Similar packages are:

rkurchin commented 8 months ago

I think this is a very reasonable suggestion. If other folks agree (e.g. @mfherbst, @cortner, @jgreener64), maybe you could make a PR to this effect?

cortner commented 8 months ago

I don't have a strong view. StructEquality looks useful but I have never used it myself so can't really comment how practical it is. I'm happy for this to go ahead .

singularitti commented 8 months ago

Hi @rkurchin, sure. I could make a PR to test this change.

mfherbst commented 8 months ago

Sounds like a good quick solution to get a solid behaviour.

One edge case I can think of where one should think a second of the desired behaviour is the case where two atoms/systems only differ by the extra attributes, which are stored, e.g. one atom might store some extra information (e.g. a tag or a property relevant only to an implementing library), which from the AtomsBase point of view is not relevant. Should that then compare equal ? The safe choice is probably no, but I can see cases where one might argue yes as well. Anyone has strong feelings about this?

jgreener64 commented 8 months ago

Sounds okay to me.

I would err on the side of safety, I would be surprised if two things were equal when something was different. The user shouldn't have to worry too much about which bits AtomsBase cares about.

cortner commented 8 months ago

@mfherbst Good point. We will store training data in structures. Not sure how else to do this. Can there be a data dict which is excluded in the == ?

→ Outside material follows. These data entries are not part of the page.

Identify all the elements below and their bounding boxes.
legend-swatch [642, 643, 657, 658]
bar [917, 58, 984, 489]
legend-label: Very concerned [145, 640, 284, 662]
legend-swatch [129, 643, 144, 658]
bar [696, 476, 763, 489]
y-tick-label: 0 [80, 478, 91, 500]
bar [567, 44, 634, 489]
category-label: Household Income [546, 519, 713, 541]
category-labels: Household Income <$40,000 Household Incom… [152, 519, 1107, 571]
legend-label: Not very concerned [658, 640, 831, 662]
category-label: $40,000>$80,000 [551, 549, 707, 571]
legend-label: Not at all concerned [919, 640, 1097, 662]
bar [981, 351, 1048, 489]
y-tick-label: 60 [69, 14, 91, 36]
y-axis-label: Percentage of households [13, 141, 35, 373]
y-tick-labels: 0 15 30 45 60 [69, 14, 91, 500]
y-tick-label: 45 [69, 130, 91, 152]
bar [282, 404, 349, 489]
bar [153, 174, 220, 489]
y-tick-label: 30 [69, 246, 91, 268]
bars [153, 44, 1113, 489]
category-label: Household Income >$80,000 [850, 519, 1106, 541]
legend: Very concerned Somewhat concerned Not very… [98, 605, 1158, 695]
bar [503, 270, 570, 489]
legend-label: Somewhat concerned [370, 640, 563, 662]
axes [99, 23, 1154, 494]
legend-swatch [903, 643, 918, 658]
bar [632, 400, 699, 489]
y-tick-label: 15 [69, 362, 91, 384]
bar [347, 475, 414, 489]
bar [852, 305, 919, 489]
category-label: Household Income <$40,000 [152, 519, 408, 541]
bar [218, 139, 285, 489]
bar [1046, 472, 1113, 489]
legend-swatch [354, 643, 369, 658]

mfherbst commented 8 months ago

Btw for testing equality in tests there is also the AtomsBaseTesting package with some utilities.

cortner commented 1 month ago

Could also ≈ be added in a reasonable way?

singularitti commented 1 month ago

StructEquality.jl provides @struct_isapprox, so I think yes?

cortner commented 1 month ago

I'd love to have this PR, I'm current hand-writing equality and ≈ tests.

singularitti commented 1 month ago

Sorry I was pretty busy before, but recently I think I will have time to do this.